Les sombres dessous de la vie

Henri Monnier, au XIXe siècle, croquait furieusement bourgeois ou petit peuple de Paris et des campagnes. De ses textes, Jérôme Deschamps et Macha Makeïeff proposent un spectacle haut en couleur mais faible en sens.

Il y a de la méchanceté, bien sûr, et pas mal de violence aussi dans cette Méchante Vie, texte adapté pour le théâtre par Jérôme Deschamps et Macha Makeïeff d'après les Scènes populaires dessinées à la plume et leurs suites par HenriMonnier (1799-1877). Ce spectacle, qui vient d'être créé au Théâtre de Nîmes, est donc né d'une oeuvre de l'illustre mais aujourd'hui peu connu Monnier. L'homme fut respecté et apprécié en son temps comme peintre et illustrateur, comme auteur et comme comédien. Il a créé le personnage de Joseph Prudhomme, bourgeois solennel s'égarant dans des métaphores impossibles "Le char de l'État navigue sur un volcan") et fait dire à ses petits peuples parisiens ou paysans du Vexin, dans les Scènes populaires..., des banalités éternelles.

Jérôme Deschamps extrait de la prose de Monnier deux personnages, deux femmes : Mme Bergeret (Jérôme Deschamps dans le rôle) et Mme Desjardins (Jean-Claude Bolle-Reddat). On les devine assez vite habitant Paris, mais... sont-elles "Parigotes" certifiées ou sont-elles des immigrantes de l'intérieur, de la campagne ? On ne sait trop car, côté élocution et vocabulaire, Deschamps et Bolle-Reddat font entendre un véritable tsunami de "r" grassement roulés, de couinements hoquetés et autres borborygmes délirants. Tout cela ne facilite pas la compréhension des dialogues. La gestuelle des comédiens, en revanche, regorge de mouvements. La signature Deschamps.
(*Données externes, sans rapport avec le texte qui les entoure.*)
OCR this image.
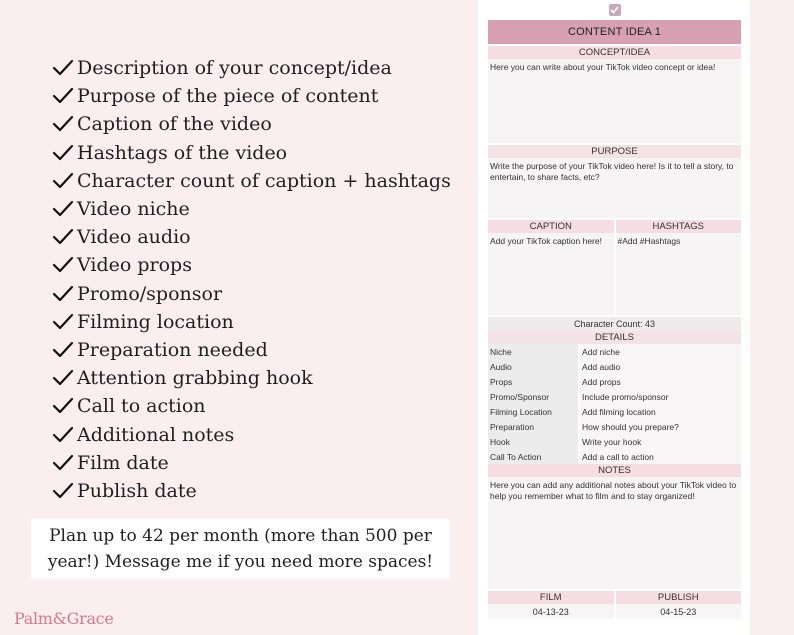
Description of your concept/idea
Purpose of the piece of content
Caption of the video
Hashtags of the video
Character count of caption + hashtags
Video niche
Video audio
Video props
Promo/sponsor
Filming location
Preparation needed
Attention grabbing hook
Call to action
Additional notes
Film date
Publish date
Plan up to 42 per month (more than 500 per year!) Message me if you need more spaces!
Palm&Grace
CONTENT IDEA 1
CONCEPT/IDEA
Here you can write about your TikTok video concept or idea!
PURPOSE
Write the purpose of your TikTok video here! Is it to tell a story, to entertain, to share facts, etc?
CAPTION	HASHTAGS
Add your TikTok caption here!	#Add #Hashtags
Character Count: 43
DETAILS
Niche	Add niche
Audio	Add audio
Props	Add props
Promo/Sponsor	Include promo/sponsor
Filming Location	Add filming location
Preparation	How should you prepare?
Hook	Write your hook
Call To Action	Add a call to action
NOTES
Here you can add any additional notes about your TikTok video to help you remember what to film and to stay organized!
FILM	PUBLISH
04-13-23	04-15-23
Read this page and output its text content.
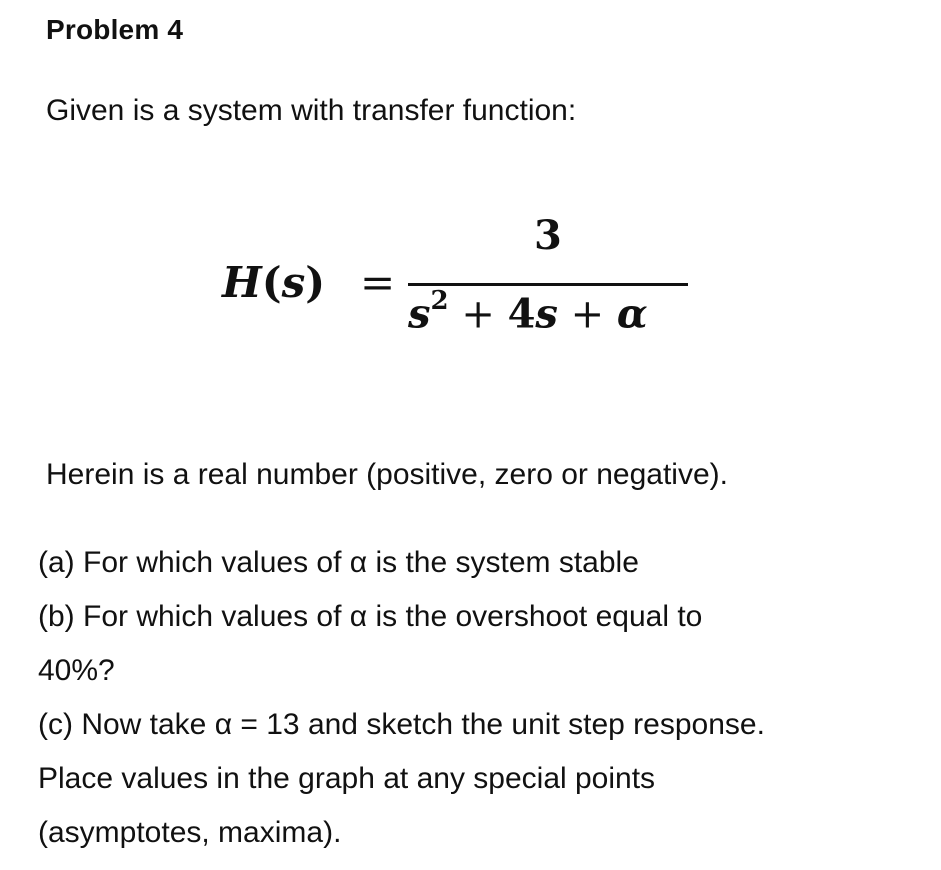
Problem 4
Given is a system with transfer function:
H(s) =
3
$s^2 + 4s + \alpha$
Herein is a real number (positive, zero or negative).
(a) For which values of α is the system stable
(b) For which values of α is the overshoot equal to
40%?
(c) Now take α = 13 and sketch the unit step response.
Place values in the graph at any special points
(asymptotes, maxima).
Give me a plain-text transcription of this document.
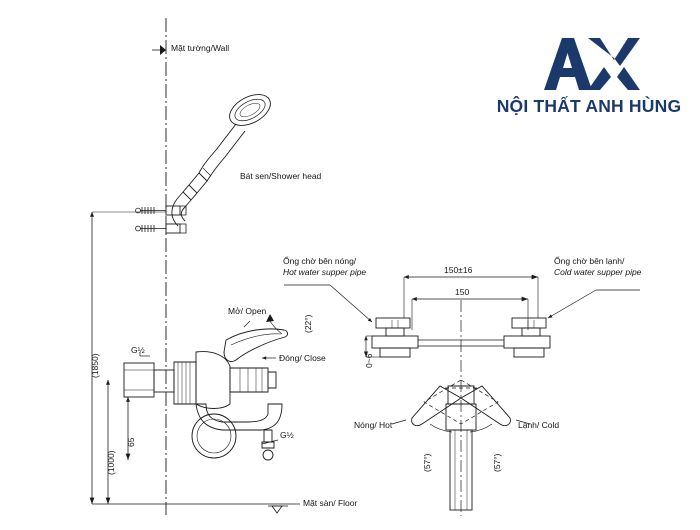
Mặt tường/Wall
Bát sen/Shower head
Ống chờ bên nóng/
Hot water supper pipe
Ống chờ bên lạnh/
Cold water supper pipe
Mở/ Open
Đóng/ Close
G½
G½
Nóng/ Hot	Lạnh/ Cold
Mặt sàn/ Floor
(1850)
(1000)
65
(22°)
150±16
150
0~6
(57°)	(57°)
NỘI THẤT ANH HÙNG
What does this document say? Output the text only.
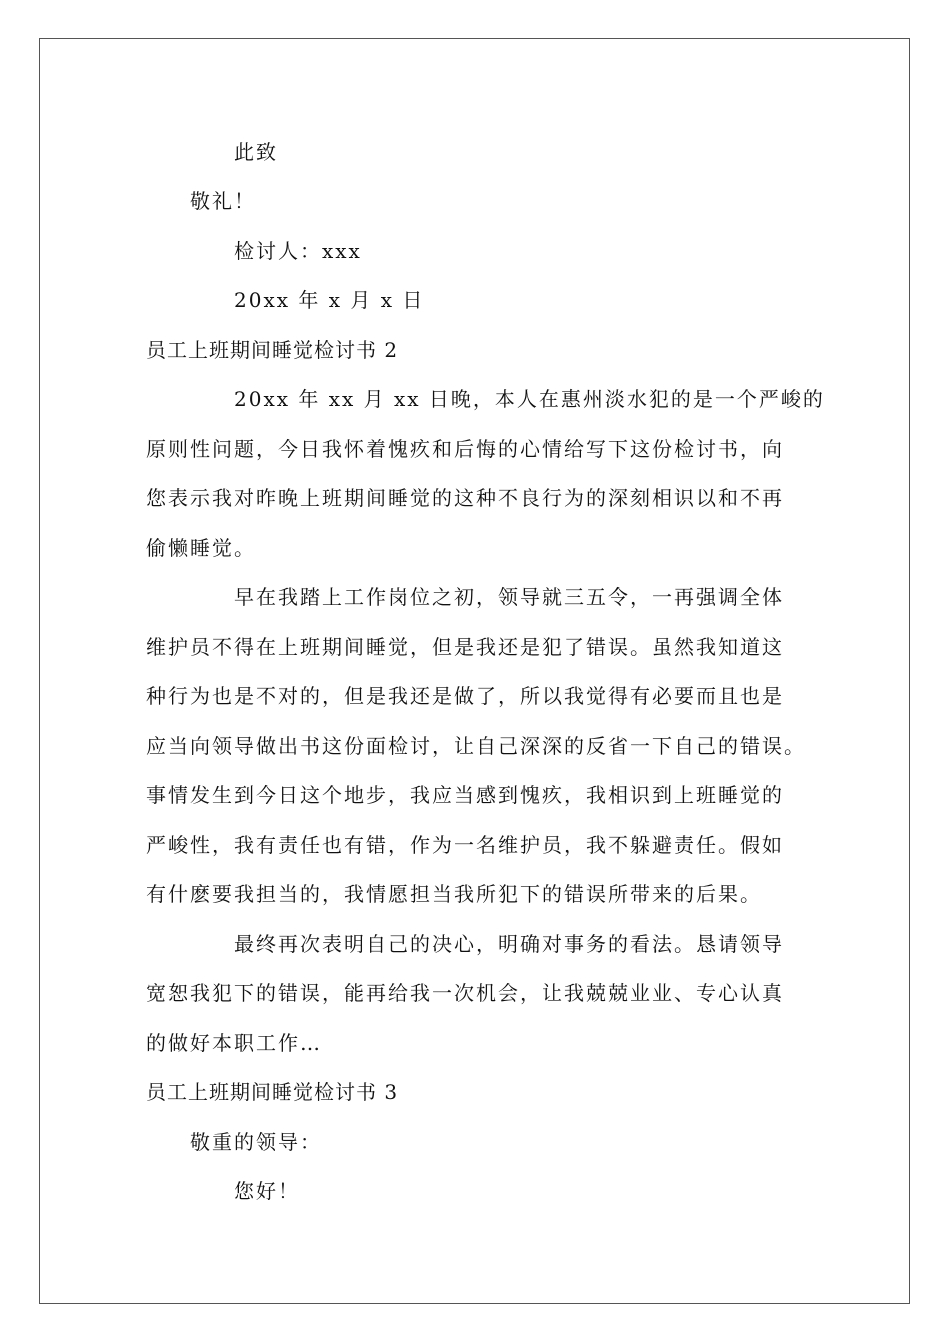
此致
敬礼！
检讨人：xxx
20xx 年 x 月 x 日
员工上班期间睡觉检讨书 2
20xx 年 xx 月 xx 日晚，本人在惠州淡水犯的是一个严峻的
原则性问题，今日我怀着愧疚和后悔的心情给写下这份检讨书，向
您表示我对昨晚上班期间睡觉的这种不良行为的深刻相识以和不再
偷懒睡觉。
早在我踏上工作岗位之初，领导就三五令，一再强调全体
维护员不得在上班期间睡觉，但是我还是犯了错误。虽然我知道这
种行为也是不对的，但是我还是做了，所以我觉得有必要而且也是
应当向领导做出书这份面检讨，让自己深深的反省一下自己的错误。
事情发生到今日这个地步，我应当感到愧疚，我相识到上班睡觉的
严峻性，我有责任也有错，作为一名维护员，我不躲避责任。假如
有什麽要我担当的，我情愿担当我所犯下的错误所带来的后果。
最终再次表明自己的决心，明确对事务的看法。恳请领导
宽恕我犯下的错误，能再给我一次机会，让我兢兢业业、专心认真
的做好本职工作…
员工上班期间睡觉检讨书 3
敬重的领导：
您好！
Méchantes. Le monde de la Méchante Vie est sombre. Rien de bon à attendre. Les voisines Bergeret et Desjardins sont brevetées tendance "Pinardier" côté désir (les "pinards"de toutes les couleurs sortent des robinets) et "Ténardier" côté filiation. Les enfants de la première sont roués de coups. La fille boite, le garçon aussi (la mère l'a amené "au vétérinaire") et en plus, affamé, il bouffe littéralement le fauteuil maison. Façon de remplacer le chien Turc qui, lui, est "taxidermisé" ! Quant aux enfants de l'autre, on entend cette réplique de la Bergeret : "C'est là qu'j'vous envie qu'les vôtrrrres soyent morrrrts..."

On suppose la sale odeur sous le jupon, la sueur sous la coiffe, le rance sous les aisselles. Entre les deux, on imagine une tectonique des méchantes blagues, d'un irrépressible besoin de désastre. Quand l'une n'arrive pas "à sortir son ténia", l'autre divague sur "les culottes qui entrrrravent". Quand on devine l'exécution par décapitation de l'époux Desjardins, la Bergeret lance : "Ça va, z'avez eu beau temps [...]. Faut voirrrr les pauvrrrres suppliciés quand il tombe des corrrrdes !" Quand la couineuse Desjardins revient avec une marmite contenant la tête de l'époux ("Un cadeau du bourrrrreau"), l'autre rétorque : "La nuque est nette !"

Avec les roulements à gogo ponctués de sympathiques intermèdes musicaux, Deschamps finit par édulcorer à force de vouloir faire rire de la méchanceté du propos. "La femme est-elle faite pour le
bonheur ?" s'interroge pourtant l'une des voisines. Question qui paraît déplacée ici.

"La Méchante Vie", jusqu'au 19 novembre, au TNB, à Rennes, dans le cadre du festival "Mettre en scène". Du 30 novembre au 30 décembre, à Paris, au Théâtre national de Chaillot. Tél. : 01.53.65.30.00.